File Transfer Protocol - FTP

Port Number - 21

RFC - RFC 959 (October 1985)
OSI Model - Application Layer

File Transfer Protocol (FTP) is a standard network protocol used to transfer files from one computer to another over a TCP-based network, such as the Internet or Local Area network. FTP is part of the TCP/IP protocol suite. TCP/IP is the basic protocol that runs the whole Internet. There are a number of smaller protocols that run on top of TCP/IP, such as email, HTTP, and Telnet. FTP is one of these. FTP operates on the application layer of the OSI model, and is used to transfer files using TCP/IP.

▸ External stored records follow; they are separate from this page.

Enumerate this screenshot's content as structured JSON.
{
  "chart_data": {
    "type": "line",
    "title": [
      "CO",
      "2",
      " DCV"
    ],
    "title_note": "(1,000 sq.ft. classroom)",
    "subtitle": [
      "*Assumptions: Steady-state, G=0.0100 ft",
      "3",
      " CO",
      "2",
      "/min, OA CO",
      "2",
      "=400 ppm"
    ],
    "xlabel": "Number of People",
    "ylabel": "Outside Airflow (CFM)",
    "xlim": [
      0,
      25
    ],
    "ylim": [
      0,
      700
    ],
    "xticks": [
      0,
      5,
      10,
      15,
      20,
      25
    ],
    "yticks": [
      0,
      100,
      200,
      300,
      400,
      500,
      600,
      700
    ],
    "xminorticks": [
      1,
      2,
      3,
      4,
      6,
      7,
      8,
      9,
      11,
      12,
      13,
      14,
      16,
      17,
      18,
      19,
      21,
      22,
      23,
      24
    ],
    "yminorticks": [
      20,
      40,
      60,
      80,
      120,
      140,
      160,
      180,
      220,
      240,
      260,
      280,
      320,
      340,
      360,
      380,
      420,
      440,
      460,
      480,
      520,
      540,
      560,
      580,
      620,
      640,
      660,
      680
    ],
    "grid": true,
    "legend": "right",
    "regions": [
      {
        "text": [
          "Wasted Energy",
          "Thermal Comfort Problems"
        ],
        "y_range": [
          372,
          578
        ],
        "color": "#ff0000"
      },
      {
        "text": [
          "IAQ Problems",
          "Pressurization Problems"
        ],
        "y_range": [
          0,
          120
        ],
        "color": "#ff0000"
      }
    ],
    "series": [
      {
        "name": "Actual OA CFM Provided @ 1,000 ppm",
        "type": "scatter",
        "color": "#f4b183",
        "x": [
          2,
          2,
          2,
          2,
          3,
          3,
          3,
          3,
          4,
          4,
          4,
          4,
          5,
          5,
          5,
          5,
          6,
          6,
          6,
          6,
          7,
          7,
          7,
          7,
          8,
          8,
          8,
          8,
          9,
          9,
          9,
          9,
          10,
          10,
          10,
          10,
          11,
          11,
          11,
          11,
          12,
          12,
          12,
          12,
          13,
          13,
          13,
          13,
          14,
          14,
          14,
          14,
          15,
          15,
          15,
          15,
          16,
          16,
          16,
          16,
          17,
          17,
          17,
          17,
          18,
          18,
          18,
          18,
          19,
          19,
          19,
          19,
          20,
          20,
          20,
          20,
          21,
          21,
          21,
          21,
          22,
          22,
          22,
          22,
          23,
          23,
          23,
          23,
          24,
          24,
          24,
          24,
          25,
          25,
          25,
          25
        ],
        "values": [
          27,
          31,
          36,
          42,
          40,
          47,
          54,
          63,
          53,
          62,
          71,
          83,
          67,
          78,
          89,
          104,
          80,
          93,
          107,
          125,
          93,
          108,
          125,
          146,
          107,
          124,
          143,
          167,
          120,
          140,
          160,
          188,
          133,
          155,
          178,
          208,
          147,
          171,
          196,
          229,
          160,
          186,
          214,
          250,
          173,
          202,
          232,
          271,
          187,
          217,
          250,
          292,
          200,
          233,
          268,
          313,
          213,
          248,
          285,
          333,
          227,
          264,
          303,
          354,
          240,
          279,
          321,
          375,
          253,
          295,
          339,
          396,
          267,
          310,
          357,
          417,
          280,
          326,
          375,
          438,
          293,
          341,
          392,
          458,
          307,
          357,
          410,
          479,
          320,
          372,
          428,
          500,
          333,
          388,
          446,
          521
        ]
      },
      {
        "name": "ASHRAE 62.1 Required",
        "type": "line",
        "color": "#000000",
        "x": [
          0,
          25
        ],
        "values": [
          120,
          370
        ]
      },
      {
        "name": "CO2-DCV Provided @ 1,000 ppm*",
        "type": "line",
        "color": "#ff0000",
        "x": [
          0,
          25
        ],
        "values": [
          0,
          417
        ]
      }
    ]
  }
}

The first FTP client applications were interactive command-line tools, implementing standard commands and syntax. Graphical user interface clients have since been developed for many of the popular desktop operating systems in use today. The original specification for the File Transfer Protocol was written by Abhay Bhushan and published as RFC 114 on 16 April 1971, before TCP and IP even existed. It was later replaced by RFC 765 (June 1980) and RFC 959 (October 1985), the current specification.
How does Work
FTP works on the principal of a client/server. FTP works very similarly to the way web pages work. Each file on an FTP server is given an address (URL) so that other computers connected to the internet can find it. Users can then either use an FTP client or most web browsers to either download or upload files to the server.
         When a user wishes to engage in File transfer, FTP sets up a TCP connection to the target system for the exchange of control messages. These allow used ID and password to be transmitted and allow the user to specify the file and file action desired. Once file transfer is approved, a second TCP connection is set up for data transfer.
Windows NT supports both file transfer protocol (FTP) and trivial file transfer protocol (TFTP) under its implementation of TCP/IP. Both of these protocols can be used for transferring files across the Internet. The differences between the two protocols are explained below:
  • FTP is a complete, session-oriented, general purpose file transfer protocol. TFTP is used as a bare-bones special purpose file transfer protocol.
  • FTP can be used interactively. TFTP allows only unidirectional transfer of files.
  • FTP depends on TCP, is connection oriented, and provides reliable control. TFTP depends on UDP, requires less overhead, and provides virtually no control.
  • FTP provides user authentication. TFTP does not.
  • FTP uses well-known TCP port numbers: 20 for data and 21 for connection dialog. TFTP uses UDP port number 69 for its file transfer activity.
The Windows NT FTP server service does not support TFTP because TFTP does not support authentication.
Windows 95 and TCP/IP-32 for Windows for Workgroups do not include a TFTP client program.
Passive and active FTP
Internet Information Server (IIS) with File Transmission Protocol (FTP) installed supports the following connection types:
  • Active-mode FTP
  • Passive-mode FTP
The IIS-based FTP service (MSFTPSVC) supports both active and passive mode connections, depending on the method that is specified by the client. The FTP protocol uses a minimum of two connections during a session: a half-duplex connection for control, and a full-duplex connection for data transfer. By default, TCP port 21 is used on the server for the control connection.
Active Mode FTP Connection
Active-mode FTP is sometimes referred to as "client-managed" because the client sends a PORT command to the server (over the control connection) that requests the server to establish a data connection from TCP Port 20 on the server, to the client, using the TCP port that is specified by the PORT command.
[Note: -The FTP client sends the PORT command to the FTP server in the following format:
PORT 192,168,0,3,19,243
where the first four comma-separated values correspond to the octets of the client's IP address, and the fifth and sixth values are the high- and low-order bits of the 16-bit port number.]
Passive-mode FTP Connections
Passive-mode FTP is sometimes referred to as "server-managed", because after the client issues a PASV command, the server responds to that PASV instruction with one of its ephemeral ports that will be used as the server-side port of the data connection. After a data connection command is issued by the client, the server connects to the client using the port immediately.
Anonymous FTP
A host that provides an FTP service may additionally provide anonymous FTP access. Users typically log into the service with an 'anonymous' account when prompted for user name. Although users are commonly asked to send their email address in lieu of a password, no verification is actually performed on the supplied data. Many FTP hosts whose purpose is to provide software updates will provide anonymous logins. Examples of anonymous FTP servers can be found here. Some universities, government agencies, companies, and private individuals have set up public archives that you may access via FTP, usually in a directory named pub for anonymous FTP.